Jean Christophe Bugeon Directeur des trois marchés de la zone sud de Selecta prend la parole dans FCM. Au-delà de la reconduction de Selecta pour accompagner la SNCF sur les prochaines années ce dernier remet en perspective le travail que la « Foodtech » telle qu’elle se définit aujourd’hui a effectué autour de marqueurs forts appelées à répondre aux nouvelles attentes du marché. Une interview qui s’est effectuée en toute franchise au siège de Selecta France.
Food&Coffee Markets : Selecta a marqué » l’actualité ces dernières semaines avec l’annonce de sa recapitalisation mais aussi la reconduction du marché de la SNCF. L’année 2025 s’annonce positive ?

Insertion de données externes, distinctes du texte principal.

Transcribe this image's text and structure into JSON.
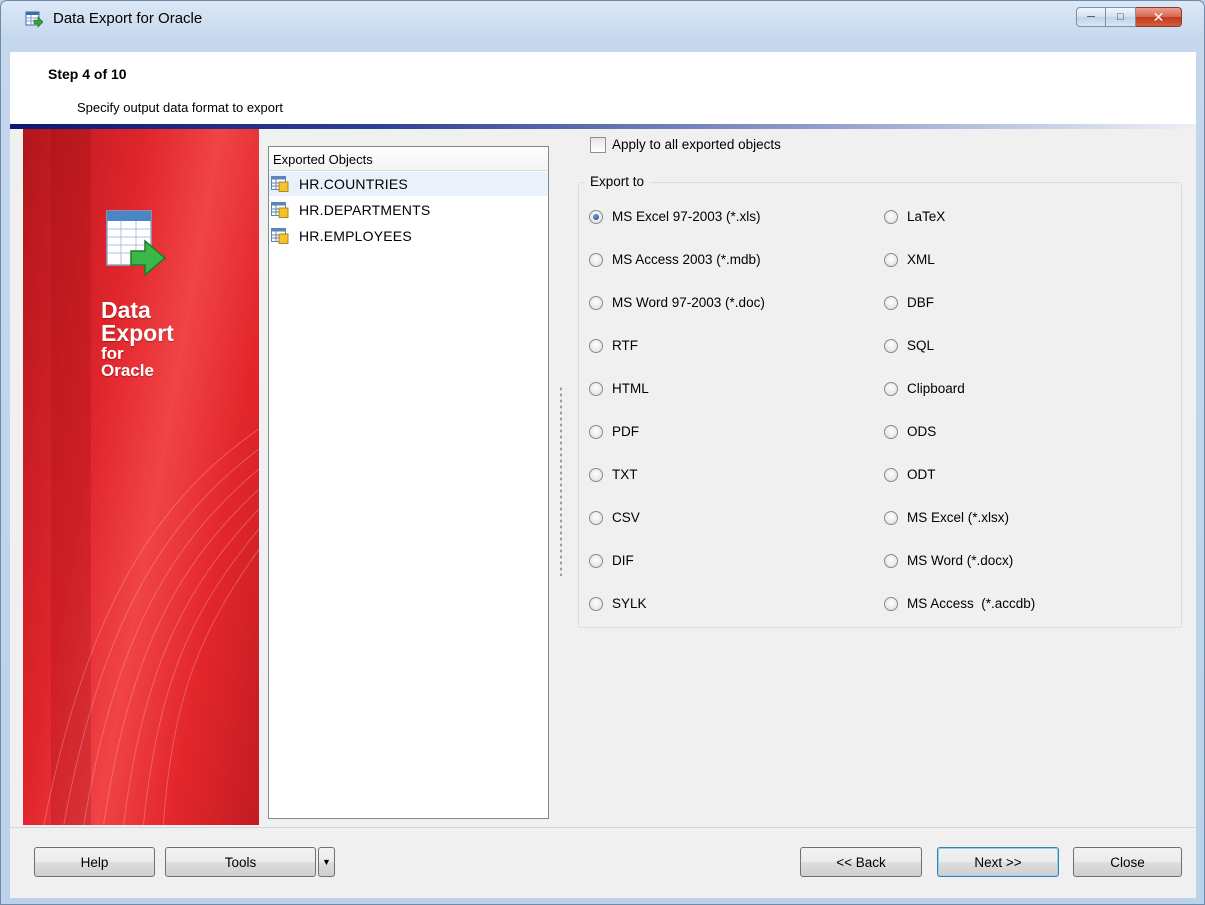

Jean-Christophe Bugeon : Il est difficile de prédire l’avenir dans le contexte actuel. Pour autant Selecta a effectivement annoncé s’être donné les moyens de travailler une croissance à long terme via en retravaillant la structure de sa dette, en bénéficiant d’une confiance d’un actionnariat repensé et qui s’est attaché à un apport conséquent de liquidités afin de permettre la poursuite de la transformation de la société et de son activité. Une transformation qui se traduit comme vous y avez fait allusion par la confiance renouvelée d’un client iconique comme la SNCF avec qui nous partageons une longue histoire qui se compte en décennies. C’est engageant, cela nous honore et traduit aussi une dynamique propre à Selecta France qui depuis le début d’année est en croissance. Nous gagnons des clients et séduisons de plus en plus de consommateurs. Cette croissance est le fruit de l’engagement des collaborateurs, managers et je tiens à les en remercier.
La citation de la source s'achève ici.